The last words of the Gospel can guide us. "He who has ears to hear, let him hear." Jesus speaks to us and we hear him. We need not be surprised if there are things which Jesus says that we do not understand. There is a certain human pride which presumes that if we do not understand someone, it must be their problem. When something is difficult to understand, we can shoehorn it into our limited understanding or dismiss it as nonsense. We can also humbly submit that we are not capable of comprehending everything.
Today St. Paul reminds us that our God is a God of endurance and encouragement. Not endurance alone, but endurance and encouragement.
We may be a little surprised to see how St. John the Baptist rails at the Pharisees and Sadducees who have come out to be baptized by him. He sounds almost disappointed that they have found out about him. How different this is from today when we beg people to come to Mass and are so excited to see someone who has long stayed away. The Pharisees and Sadducees would have needed endurance to stay through such an insult.
Sometimes the endurance required by God is of this kind. We try to approach him, but some human stands in the way. Whether they are a prophet sent by God to test our conversion by giving us some little resistance which we can only pass through with humble endurance or merely a jerk, does not matter. We can let God judge their actions on the day of judgement. We, however, must humbly endure, letting all pride die within us, and ask again for admittance.
We also will need a different kind of endurance. We want to approach God, but we are held back by our own desires. To follow God means to leave every sin behind, and many things also which are not sins must be forgotten. When we see the world around us enjoying its pleasures, we need endurance. This can easily be understood by anyone who has ever been on a diet while a friend is not. We do not even want to eat with them, lest we see a parade of what is forbidden to us. Some people misplace this frustration and expect that no one in the world should enjoy what they are unable to. What is needed is endurance.
Fortitude and temperance are the names of these kinds of endurance, and they are essential to the Christian life. Anyone who would be a saint (and what Christian does not want to be a saint) needs to master these two skills. Christian fortitude is humble because the battle is already won and we can only lose through pride. Christian temperance is humble because it does not whine like a little child abut how unfair it is that we cannot have something while someone else can.
But our God is not a God of endurance alone. Our religion is not simply a trial of endurance. They who endure to the end will be saved, but how could we possibly endure to the end! No, our God is a God of endurance and encouragement. Never do we encounter a new opportunity to humbly endure without also receiving great encouragement.
And what is the encouragement of God? It is unlike human encouragement. It is not simply a few words of well-wishing, spoken to break an uncomfortable silence. The encouragement of God is God himself. When we need encouraging, God comes to us.
God comes to us through the Holy Eucharist, where the Body, Blood, Soul, and Divinity of Jesus Christ dwells within us, and, because the Most Holy Trinity can never be separated, the Father and the Holy Spirit dwell with us also.

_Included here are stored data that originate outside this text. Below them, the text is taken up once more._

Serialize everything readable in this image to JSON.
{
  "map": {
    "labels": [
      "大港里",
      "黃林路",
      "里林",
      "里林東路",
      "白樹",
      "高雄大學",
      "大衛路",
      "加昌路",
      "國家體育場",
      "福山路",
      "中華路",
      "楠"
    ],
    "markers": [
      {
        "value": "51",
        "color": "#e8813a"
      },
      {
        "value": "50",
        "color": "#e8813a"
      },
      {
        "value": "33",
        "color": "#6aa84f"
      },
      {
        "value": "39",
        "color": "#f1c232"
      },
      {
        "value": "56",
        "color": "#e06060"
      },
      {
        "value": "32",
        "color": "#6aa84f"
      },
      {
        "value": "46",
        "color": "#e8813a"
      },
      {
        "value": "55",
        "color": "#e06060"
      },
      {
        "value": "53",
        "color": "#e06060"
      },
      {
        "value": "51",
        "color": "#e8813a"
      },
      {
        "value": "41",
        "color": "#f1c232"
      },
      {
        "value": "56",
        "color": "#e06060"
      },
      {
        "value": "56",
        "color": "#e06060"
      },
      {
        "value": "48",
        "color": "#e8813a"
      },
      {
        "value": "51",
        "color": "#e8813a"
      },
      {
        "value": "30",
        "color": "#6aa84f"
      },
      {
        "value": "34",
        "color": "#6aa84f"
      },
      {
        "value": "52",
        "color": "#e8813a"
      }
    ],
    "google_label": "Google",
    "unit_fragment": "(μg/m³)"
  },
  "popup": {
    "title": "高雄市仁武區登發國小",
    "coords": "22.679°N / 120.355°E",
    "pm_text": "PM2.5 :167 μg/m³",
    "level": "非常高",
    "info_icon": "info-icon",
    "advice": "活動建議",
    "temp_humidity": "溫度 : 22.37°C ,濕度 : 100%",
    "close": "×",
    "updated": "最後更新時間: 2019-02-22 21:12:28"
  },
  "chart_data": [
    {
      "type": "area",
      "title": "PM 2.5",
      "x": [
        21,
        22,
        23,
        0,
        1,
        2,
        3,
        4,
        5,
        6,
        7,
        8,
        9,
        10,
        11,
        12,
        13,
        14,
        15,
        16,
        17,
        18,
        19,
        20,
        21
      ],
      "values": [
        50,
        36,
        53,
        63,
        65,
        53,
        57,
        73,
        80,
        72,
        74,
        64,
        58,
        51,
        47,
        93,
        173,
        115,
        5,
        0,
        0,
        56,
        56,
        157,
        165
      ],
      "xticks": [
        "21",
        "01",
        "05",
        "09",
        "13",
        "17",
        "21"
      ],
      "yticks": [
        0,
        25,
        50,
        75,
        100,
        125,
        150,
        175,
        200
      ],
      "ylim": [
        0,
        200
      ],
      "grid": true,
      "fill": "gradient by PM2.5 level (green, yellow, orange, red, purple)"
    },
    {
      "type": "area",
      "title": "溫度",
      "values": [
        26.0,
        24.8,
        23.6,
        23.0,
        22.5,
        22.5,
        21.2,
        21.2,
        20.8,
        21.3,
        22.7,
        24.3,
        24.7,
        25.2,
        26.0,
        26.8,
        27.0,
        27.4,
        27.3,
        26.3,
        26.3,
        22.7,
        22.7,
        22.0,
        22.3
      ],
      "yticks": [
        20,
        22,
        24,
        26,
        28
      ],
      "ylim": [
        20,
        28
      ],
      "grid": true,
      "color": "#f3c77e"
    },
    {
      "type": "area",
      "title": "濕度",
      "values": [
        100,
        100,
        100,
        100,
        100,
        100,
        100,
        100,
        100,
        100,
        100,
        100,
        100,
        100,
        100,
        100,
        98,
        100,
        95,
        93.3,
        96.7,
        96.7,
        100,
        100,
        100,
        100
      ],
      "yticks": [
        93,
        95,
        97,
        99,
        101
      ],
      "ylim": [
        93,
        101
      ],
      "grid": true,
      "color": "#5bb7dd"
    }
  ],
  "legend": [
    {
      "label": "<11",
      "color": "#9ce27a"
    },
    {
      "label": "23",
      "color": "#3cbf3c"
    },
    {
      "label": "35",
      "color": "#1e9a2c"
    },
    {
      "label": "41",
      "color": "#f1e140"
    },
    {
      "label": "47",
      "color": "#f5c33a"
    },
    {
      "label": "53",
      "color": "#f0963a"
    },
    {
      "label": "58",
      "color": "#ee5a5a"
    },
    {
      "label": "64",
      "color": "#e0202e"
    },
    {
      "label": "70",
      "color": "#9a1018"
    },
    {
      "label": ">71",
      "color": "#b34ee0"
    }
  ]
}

God come to us also through the Holy Spirit, in the other sacraments or even in a grace outside of the sacraments. Sometimes we become very aware of his presence through a feeling or a sudden memory of God's love for us. Sometimes we only know that we have been encouraged when we see afterward that we have endured the unendurable.
Truly this is what Advent is about, the encouragement of God. When the whole world seemed like it could not possibly endure anymore, God came to us, and what encouragement this was! When we see Mary and the little child, hope fills our heart. God so loved the world that he gave us his only begotten son. In that stable we have a mother who will care for us and a brother who is God himself. There will not come in our life anything to endure which God has not endured. There may be poverty; there may be pain; we might be unwelcome; we might be treated with disdain; we might be punished; we might be shamed, but we are not alone. God is with us.